Taxpayer-backed Lloyds Banking Group has announced that further UK branch closures will be put on hold until the end of 2011 as its new boss Antonio Horta-Osorio completes a strategy overhaul.
Mr Horta-Osorio, who is taking over as chief executive from Eric Daniels, is also speeding up plans to offload more than 600 branches as part of its commitment to meet State aid rules.
The group has until the end of 2013 to complete the sale – which includes Cheltenham & Gloucester, the TSB brand and Intelligent Finance – and has to identify a buyer before the end of this year.
But it said it was pushing ahead with the plan after making “excellent” progress on integrating the Halifax Bank of Scotland business which was rescued at the height of the financial crisis.
Mr Horta-Osorio – previously head of Santander’s UK business – will announce his plans for the group in the summer, around the end of the bank’s first half in June.

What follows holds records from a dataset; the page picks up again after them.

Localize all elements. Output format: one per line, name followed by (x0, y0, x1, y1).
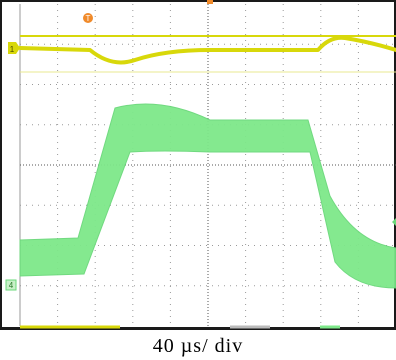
timebase-caption: 40 µs/ div (152, 335, 244, 357)
channel-1-ground-marker: 1 (8, 42, 20, 54)
trigger-marker: T (83, 13, 93, 23)
channel-2-marker-label: 4 (9, 281, 14, 290)
channel-2-offscreen-marker (392, 218, 396, 226)
channel-1-trace (18, 35, 396, 73)
channel-1-marker-label: 1 (10, 45, 15, 54)
trigger-marker-label: T (86, 14, 91, 23)
waveform-display: T 1 4 (5, 0, 396, 329)
graticule (19, 4, 396, 326)
channel-2-ground-marker: 4 (5, 279, 17, 291)
channel-2-trace (19, 103, 396, 289)
channel-1-waveform (18, 35, 396, 65)
trigger-position-tick (207, 0, 213, 4)
channel-2-waveform-band (19, 103, 396, 289)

Lloyds confirmed that his review will cover all aspects of the business.
It is thought Mr Horta-Osorio’s move to accelerate the disposal plan comes in the hope of convincing the Independent Commission on Banking not to recommend a full-scale break-up of the bank when it reports back in the autumn.

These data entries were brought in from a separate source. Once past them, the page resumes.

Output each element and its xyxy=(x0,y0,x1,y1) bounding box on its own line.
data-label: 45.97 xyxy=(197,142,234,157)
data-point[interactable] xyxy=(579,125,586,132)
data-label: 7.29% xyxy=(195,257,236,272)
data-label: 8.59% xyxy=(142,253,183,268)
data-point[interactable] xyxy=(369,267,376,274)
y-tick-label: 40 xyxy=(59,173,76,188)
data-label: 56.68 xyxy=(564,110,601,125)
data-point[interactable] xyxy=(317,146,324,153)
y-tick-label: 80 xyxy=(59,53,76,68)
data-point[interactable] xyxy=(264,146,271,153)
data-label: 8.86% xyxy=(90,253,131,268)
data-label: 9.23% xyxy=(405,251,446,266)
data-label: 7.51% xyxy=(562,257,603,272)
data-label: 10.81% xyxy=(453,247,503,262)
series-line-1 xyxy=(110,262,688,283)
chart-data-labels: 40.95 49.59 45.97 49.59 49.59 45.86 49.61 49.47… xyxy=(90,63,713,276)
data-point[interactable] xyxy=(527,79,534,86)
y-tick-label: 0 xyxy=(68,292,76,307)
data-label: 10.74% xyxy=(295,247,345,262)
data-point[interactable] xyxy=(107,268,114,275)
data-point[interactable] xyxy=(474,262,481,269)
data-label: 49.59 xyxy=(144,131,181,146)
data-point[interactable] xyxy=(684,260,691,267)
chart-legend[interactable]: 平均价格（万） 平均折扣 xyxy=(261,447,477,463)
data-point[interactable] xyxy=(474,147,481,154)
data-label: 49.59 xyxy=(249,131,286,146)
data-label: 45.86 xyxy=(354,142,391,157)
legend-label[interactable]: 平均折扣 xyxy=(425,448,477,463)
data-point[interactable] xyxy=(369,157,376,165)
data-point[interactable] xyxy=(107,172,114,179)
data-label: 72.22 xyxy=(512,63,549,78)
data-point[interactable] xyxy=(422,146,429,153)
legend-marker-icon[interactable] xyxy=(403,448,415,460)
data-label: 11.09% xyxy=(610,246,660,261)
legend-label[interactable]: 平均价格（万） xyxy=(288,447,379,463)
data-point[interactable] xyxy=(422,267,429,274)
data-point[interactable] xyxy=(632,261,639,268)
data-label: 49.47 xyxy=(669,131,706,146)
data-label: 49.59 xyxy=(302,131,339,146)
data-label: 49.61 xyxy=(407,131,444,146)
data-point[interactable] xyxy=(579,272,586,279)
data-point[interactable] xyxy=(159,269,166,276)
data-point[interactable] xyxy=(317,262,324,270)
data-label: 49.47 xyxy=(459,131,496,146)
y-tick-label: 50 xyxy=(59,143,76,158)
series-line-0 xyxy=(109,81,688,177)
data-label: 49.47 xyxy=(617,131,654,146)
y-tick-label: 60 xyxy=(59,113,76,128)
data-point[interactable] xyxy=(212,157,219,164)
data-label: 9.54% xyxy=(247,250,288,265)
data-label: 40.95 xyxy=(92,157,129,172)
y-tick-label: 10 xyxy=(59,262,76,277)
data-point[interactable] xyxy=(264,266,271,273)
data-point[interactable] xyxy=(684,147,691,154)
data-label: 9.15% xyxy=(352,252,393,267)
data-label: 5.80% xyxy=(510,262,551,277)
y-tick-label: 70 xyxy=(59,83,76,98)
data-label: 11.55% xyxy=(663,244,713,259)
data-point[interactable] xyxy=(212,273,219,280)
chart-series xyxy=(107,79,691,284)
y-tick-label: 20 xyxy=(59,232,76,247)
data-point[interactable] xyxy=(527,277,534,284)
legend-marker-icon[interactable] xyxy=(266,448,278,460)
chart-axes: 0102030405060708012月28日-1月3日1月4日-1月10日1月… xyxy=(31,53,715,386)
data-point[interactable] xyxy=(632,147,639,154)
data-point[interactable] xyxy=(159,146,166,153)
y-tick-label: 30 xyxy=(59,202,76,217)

The announcement to put branch closures on hold follows more than two years of swingeing job cuts following the HBOS deal. Over the last 12 months alone, Lloyds has closed seven Halifax, 14 Lloyds TSB and 11 Bank of Scotland branches.

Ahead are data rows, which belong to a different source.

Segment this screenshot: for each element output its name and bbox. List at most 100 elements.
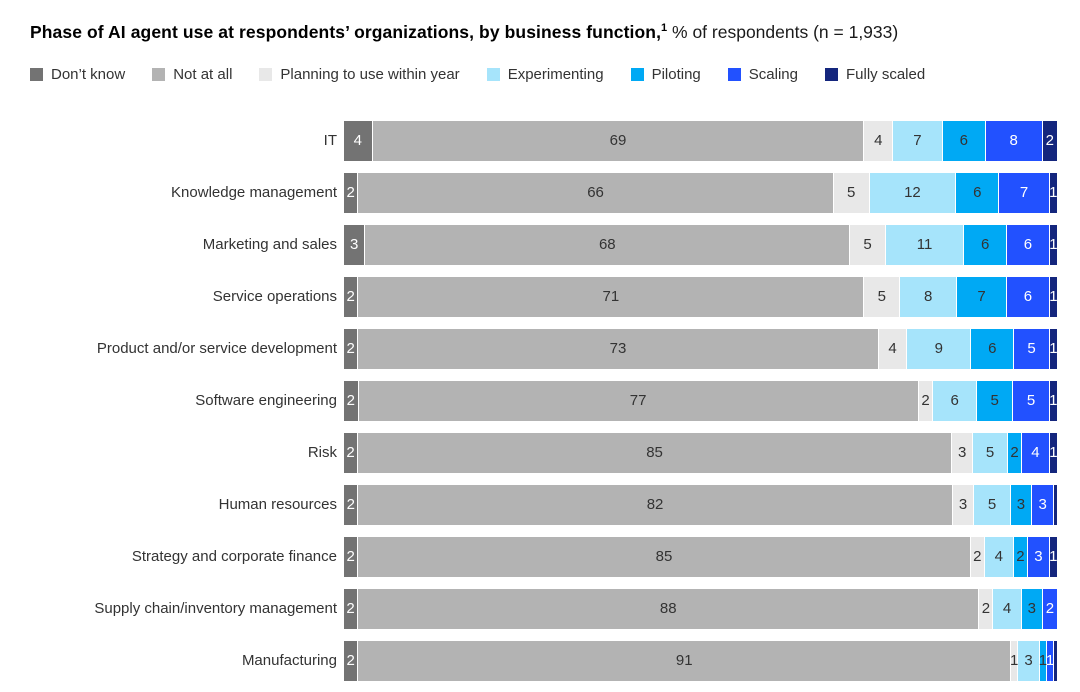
row-label: Product and/or service development [96, 339, 337, 357]
bar-segment: 8 [900, 276, 958, 317]
row-label: Marketing and sales [202, 235, 337, 253]
bar-segment: 77 [358, 380, 919, 421]
bar-segment: 1 [1049, 276, 1058, 317]
legend-swatch-icon [824, 67, 838, 81]
bar-segment: 4 [878, 328, 908, 369]
bar-segment: 3 [344, 224, 366, 265]
row-label: Knowledge management [171, 183, 337, 201]
bar-segment: 2 [1042, 588, 1057, 629]
bar-segment: 3 [952, 432, 974, 473]
chart-title-bold: Phase of AI agent use at respondents’ or… [30, 21, 662, 42]
legend-swatch-icon [486, 67, 500, 81]
chart-row: Manufacturing 2 91 1 3 1 1 [30, 640, 1057, 681]
legend-item: Piloting [630, 66, 701, 83]
bar-segment: 2 [344, 328, 359, 369]
chart-row: Strategy and corporate finance 2 85 2 4 2 3 1 [30, 536, 1057, 577]
bar: 2 88 2 4 3 2 [344, 588, 1057, 629]
bar-segment: 2 [970, 536, 985, 577]
bar-segment: 4 [993, 588, 1022, 629]
chart-row: Risk 2 85 3 5 2 4 1 [30, 432, 1058, 473]
bar-segment: 5 [973, 432, 1009, 473]
bar-segment: 7 [893, 120, 943, 161]
bar-segment: 6 [956, 172, 1000, 213]
bar-segment: 3 [952, 484, 975, 525]
bar-segment: 7 [999, 172, 1050, 213]
bar-segment: 82 [358, 484, 953, 525]
row-label: Manufacturing [241, 651, 337, 669]
bar-segment: 4 [344, 120, 373, 161]
bar: 2 85 3 5 2 4 1 [344, 432, 1058, 473]
bar-segment: 8 [985, 120, 1043, 161]
bar-segment: 2 [1013, 536, 1029, 577]
bar-segment: 6 [942, 120, 986, 161]
bar-segment: 12 [869, 172, 957, 213]
bar-segment: 91 [358, 640, 1012, 681]
legend-item: Don’t know [30, 66, 125, 83]
bar: 2 77 2 6 5 5 1 [344, 380, 1058, 421]
chart-row: Software engineering 2 77 2 6 5 5 1 [30, 380, 1058, 421]
bar-segment [1054, 484, 1057, 525]
legend-swatch-icon [30, 67, 43, 81]
chart-row: Service operations 2 71 5 8 7 6 1 [30, 276, 1058, 317]
legend-swatch-icon [259, 67, 273, 81]
row-label: Strategy and corporate finance [131, 547, 337, 565]
legend-label: Planning to use within year [280, 65, 460, 83]
bar-segment: 85 [358, 536, 971, 577]
bar: 2 91 1 3 1 1 [344, 640, 1057, 681]
bar-segment: 3 [1021, 588, 1043, 629]
chart-row: Product and/or service development 2 73 4 9 6… [30, 328, 1058, 369]
row-label: IT [323, 131, 337, 149]
bar: 2 71 5 8 7 6 1 [344, 276, 1058, 317]
bar-segment: 1 [1049, 328, 1058, 369]
bar-segment: 2 [1042, 120, 1057, 161]
bar-segment: 6 [1007, 276, 1050, 317]
bar-segment: 2 [344, 588, 359, 629]
legend-item: Scaling [727, 65, 798, 83]
bar-segment: 6 [933, 380, 977, 421]
stacked-bar-chart: IT 4 69 4 7 6 8 2 Knowledge management 2 66 5 12 6 7 1 M… [30, 120, 1058, 681]
legend-label: Not at all [173, 65, 233, 83]
bar-segment: 1 [1010, 640, 1018, 681]
bar-segment: 1 [1049, 536, 1057, 577]
bar-segment: 9 [907, 328, 972, 369]
bar: 2 66 5 12 6 7 1 [344, 172, 1058, 213]
chart-title: Phase of AI agent use at respondents’ or… [30, 16, 1057, 44]
legend-item: Not at all [152, 66, 232, 83]
bar-segment: 3 [1018, 640, 1040, 681]
chart-row: Marketing and sales 3 68 5 11 6 6 1 [30, 224, 1058, 265]
legend-swatch-icon [630, 67, 644, 81]
bar-segment: 2 [344, 536, 359, 577]
bar-segment: 6 [1007, 224, 1050, 265]
bar-segment: 2 [344, 276, 359, 317]
bar-segment: 2 [1008, 432, 1022, 473]
bar-segment: 71 [358, 276, 865, 317]
bar-segment: 1 [1049, 432, 1058, 473]
bar-segment [1054, 640, 1057, 681]
bar-segment: 5 [1013, 380, 1050, 421]
bar-segment: 6 [971, 328, 1015, 369]
bar-segment: 2 [979, 588, 994, 629]
bar-segment: 4 [1022, 432, 1050, 473]
bar-segment: 1 [1039, 640, 1047, 681]
bar: 3 68 5 11 6 6 1 [344, 224, 1058, 265]
bar-segment: 11 [885, 224, 965, 265]
row-label: Software engineering [195, 391, 337, 409]
legend-label: Scaling [748, 65, 798, 83]
chart-row: Supply chain/inventory management 2 88 2 4 3 2 [30, 588, 1057, 629]
bar-segment: 5 [864, 276, 901, 317]
bar: 2 85 2 4 2 3 1 [344, 536, 1057, 577]
legend-swatch-icon [152, 67, 166, 81]
bar: 2 73 4 9 6 5 1 [344, 328, 1058, 369]
bar-segment: 3 [1028, 536, 1050, 577]
bar-segment: 68 [365, 224, 851, 265]
bar-segment: 2 [344, 484, 359, 525]
legend-item: Planning to use within year [259, 65, 460, 83]
legend-swatch-icon [727, 67, 741, 81]
row-label: Risk [307, 443, 337, 461]
bar-segment: 2 [344, 640, 359, 681]
bar-segment: 4 [984, 536, 1014, 577]
chart-title-regular: % of respondents (n = 1,933) [667, 21, 899, 42]
row-label: Supply chain/inventory management [94, 599, 337, 617]
bar-segment: 73 [358, 328, 879, 369]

HBOS saddled the group with billions of pounds of bad debts and left Lloyds 41% owned by the Government after a mammoth State bail- out.
Results last week showed its recovery beginning to take hold as it reported annual profits for the first time since the financial crisis, with pre-tax profits of £2.2 billion in 2010 against a £6.3 billion loss the previous year. But the bank faces further challenges as it said margins would be put under pressure by low interest rates and an increasingly competitive market.